E partindo de imagens — ou melhor, de desenhos — constantes da partitura gráfica que contem “Livro do Som”, interpretam a peça escrita por Yuna Le Quéré em 2022. Para tal, Cipriano e Sefa servem-se da mesa de trabalho pejada de idiofones — incontáveis, mesmo. Um espaço aberto que os convida a passar de interpretes a criadores. Suspeita-se ligar-se à ideia de “Das Buch der Klänge [O Livro dos Sons]” do pianista e compositor Hans Otte que partia da premissa: “O que faz um compositor com os sons?” Para o final reservam as imagens como fontes de som. Partindo desde “Deep Blue” de Michael Beil, contando com a direcção de vídeo de Norika Sefa, fazem da manipulação em tempo real audiovisual uma desconstrutiva criação. Uma vez mais retomando-se a permutação dos sentidos, permitindo um facilitar de ver o som e ouvir as imagens. Tudo a favor, portanto, deste destemido duo Nada Contra.

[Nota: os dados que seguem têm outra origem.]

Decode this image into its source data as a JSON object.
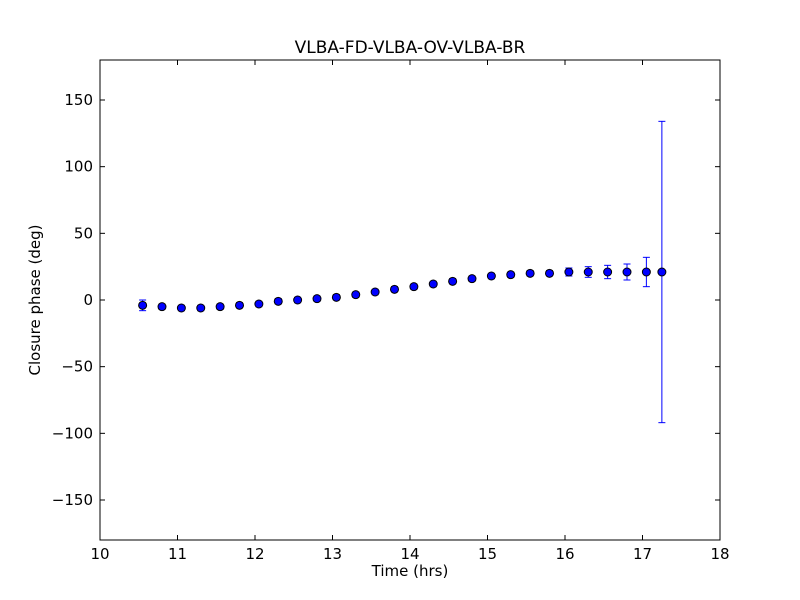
{
  "chart_data": {
    "type": "scatter",
    "title": "VLBA-FD-VLBA-OV-VLBA-BR",
    "xlabel": "Time (hrs)",
    "ylabel": "Closure phase (deg)",
    "xlim": [
      10,
      18
    ],
    "ylim": [
      -180,
      180
    ],
    "xticks": [
      10,
      11,
      12,
      13,
      14,
      15,
      16,
      17,
      18
    ],
    "xtick_labels": [
      "10",
      "11",
      "12",
      "13",
      "14",
      "15",
      "16",
      "17",
      "18"
    ],
    "yticks": [
      -150,
      -100,
      -50,
      0,
      50,
      100,
      150
    ],
    "ytick_labels": [
      "−150",
      "−100",
      "−50",
      "0",
      "50",
      "100",
      "150"
    ],
    "grid": false,
    "legend": "none",
    "marker_color": "#0000ff",
    "error_bar_color": "#0000ff",
    "series": [
      {
        "x": [
          10.55,
          10.8,
          11.05,
          11.3,
          11.55,
          11.8,
          12.05,
          12.3,
          12.55,
          12.8,
          13.05,
          13.3,
          13.55,
          13.8,
          14.05,
          14.3,
          14.55,
          14.8,
          15.05,
          15.3,
          15.55,
          15.8,
          16.05,
          16.3,
          16.55,
          16.8,
          17.05,
          17.25
        ],
        "y": [
          -4,
          -5,
          -6,
          -6,
          -5,
          -4,
          -3,
          -1,
          0,
          1,
          2,
          4,
          6,
          8,
          10,
          12,
          14,
          16,
          18,
          19,
          20,
          20,
          21,
          21,
          21,
          21,
          21,
          21
        ],
        "yerr": [
          4,
          2,
          2,
          2,
          2,
          2,
          2,
          2,
          2,
          2,
          2,
          2,
          2,
          2,
          2,
          2,
          2,
          2,
          2,
          2,
          2,
          2,
          3,
          4,
          5,
          6,
          11,
          113
        ]
      }
    ]
  }
}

A fechar, com mestria programática, a passagem do Space Festival por terras de Montemor-o-Velho estiveram as Lantana. Delas sabemos a vontade crescente de trazer um sucessor a Elemental (sim!). Ensemble de improvisadoras que se apresentaram pontualmente reduzidas a quinteto. Maria do Mar no violino e acessórios sonoros, Maria Radich na voz, Joana Guerra no violoncelo com electrónica e voz, Anna Piosik em trompete e Carla Santana nas electrónicas enchem o palco bem além do facto de serem cinco — a maior formação em apreço nestes dois dias de festival. Enchem de volúpia, emanando um chamamento para longe — indo com elas, sendo levados pelo esoterismo sonoro. Uma voz que declama enquanto canta e que inventa nisso uma linguagem torna-se um instrumento de grande poder. Acede-se a um portal sem volta. Uma imagem de uníssonos pelas cordas, um som de paisagens desconhecidas revestidas de veludo. Ou a certo momento um voo raso sobre uma ondulante seara torrada pelo sol. Válidos cenários a que nos transporta a música em tempo real de Lantana. Uma combinação do som que não se repete, um tapete de murmúrios e sussurrantes segredares. Quando nos abeiramos do estado liquido, pela magia sonora vinda das electrónicas de Santana, sobressai o requinte cristalino, que o sopro de Piosik em surdina havia anunciado. Guerra que em apontamentos abriu o sentido de rumo conjugando vozeares que apontaram ao longínquo lugar sem deste fisicamente sair. De uma gratidão profunda, sempre e quando é disto feito uma partilha do espaço sonoro e visual.